I thought I’d share something that I’ve run into before, and that I’ve seen a couple of times now on this forum (most recently in this topic).
If you want to shift the integer n
to the left or right by k
bits, the natural way to do it is simply n << k
or n >> k
. However, this is not the most efficient way, since Julia’s shift operator differs from the native shift operator. On 64-bit CPUs, the shift count is masked with 63, so trying to shift to the left with 65 bits results in shifting to the left with 1 bit. In Julia however, the actual count is used, so shifting to the left with 65 bits will zero the result. This means that Julia’s shift operator doesn’t translate very well to native code:
julia> code_native((n,k) -> n << k, (Int,Int); syntax=:intel)
xor eax, eax
cmp rsi, 63
shlx rcx, rdi, rsi
cmovbe rax, rcx
mov rcx, rsi
neg rcx
cmp rcx, 63
jb L29
mov cl, 63
L29:
test rsi, rsi
sarx rcx, rdi, rcx
cmovs rax, rcx
ret
Luckily, there’s an easy way to improve this; masking the count to 6 bits (n << (k&63)

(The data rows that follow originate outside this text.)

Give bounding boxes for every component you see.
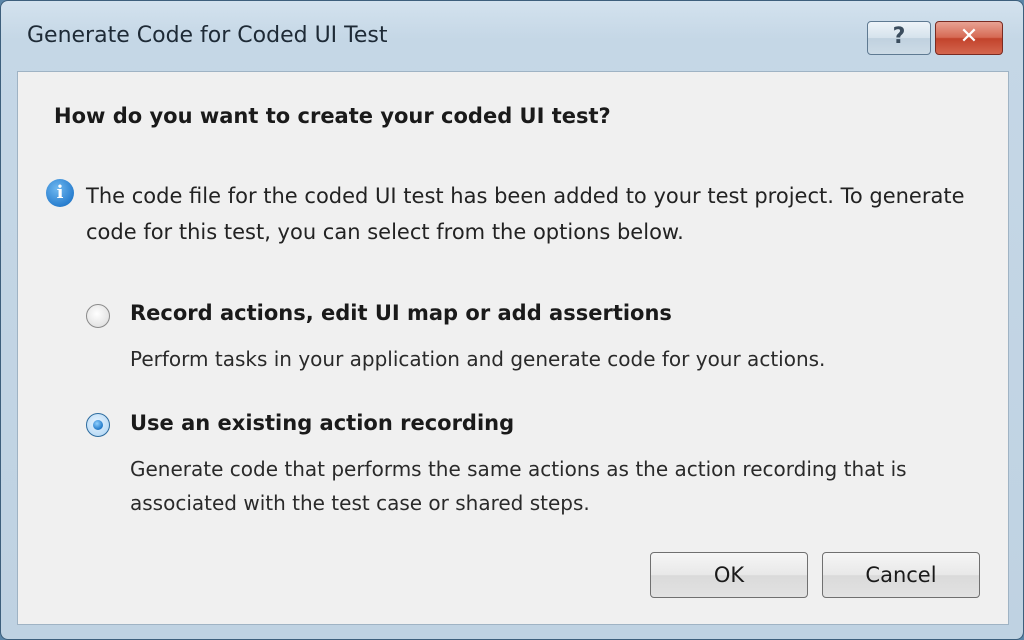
record-actions-radio[interactable] — [86, 304, 110, 328]
existing-recording-radio[interactable] — [86, 413, 110, 437]
close-icon: ✕ — [959, 24, 979, 49]
existing-recording-description: Generate code that performs the same act… — [130, 457, 907, 515]
window-title: Generate Code for Coded UI Test — [27, 23, 388, 48]
cancel-button[interactable]: Cancel — [822, 552, 980, 598]
dialog-content: How do you want to create your coded UI … — [17, 71, 1009, 625]
record-actions-label[interactable]: Record actions, edit UI map or add asser… — [130, 301, 672, 325]
existing-recording-label[interactable]: Use an existing action recording — [130, 411, 514, 435]
dialog-heading: How do you want to create your coded UI … — [54, 104, 611, 128]
info-icon: i — [46, 179, 74, 207]
dialog-window: Generate Code for Coded UI Test ? ✕ How … — [0, 0, 1024, 640]
ok-button[interactable]: OK — [650, 552, 808, 598]
radio-selected-dot — [93, 420, 103, 430]
title-bar[interactable]: Generate Code for Coded UI Test ? ✕ — [1, 1, 1023, 71]
info-message: The code file for the coded UI test has … — [86, 184, 965, 244]
record-actions-description: Perform tasks in your application and ge… — [130, 347, 826, 371]
help-button[interactable]: ? — [867, 21, 931, 55]
help-icon: ? — [892, 24, 906, 49]
close-button[interactable]: ✕ — [935, 21, 1003, 55]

) generates efficient native code:
julia> code_native((n,k) -> n << (k&63), (Int,Int); syntax=:intel)
shlx rax, rdi, rsi
ret
A (very artificial) benchmark:
julia> A = rand(0:63, 100_000);
julia> @btime (s = 0; @inbounds @simd for k = 1:length($A); s += k << $A[k]; end; s)
42.788 μs (0 allocations: 0 bytes)
-2271119849451809947
julia> @btime (s = 0; @inbounds @simd for k = 1:length($A); s += k << ($A[k] & 63); end; s)
15.195 μs (0 allocations: 0 bytes)
-2271119849451809947
This is unlikely to lead to any major performance improvements in your code (probably not even noticeable), but for anyone micro-optimizing and studying native code, this might be of interest.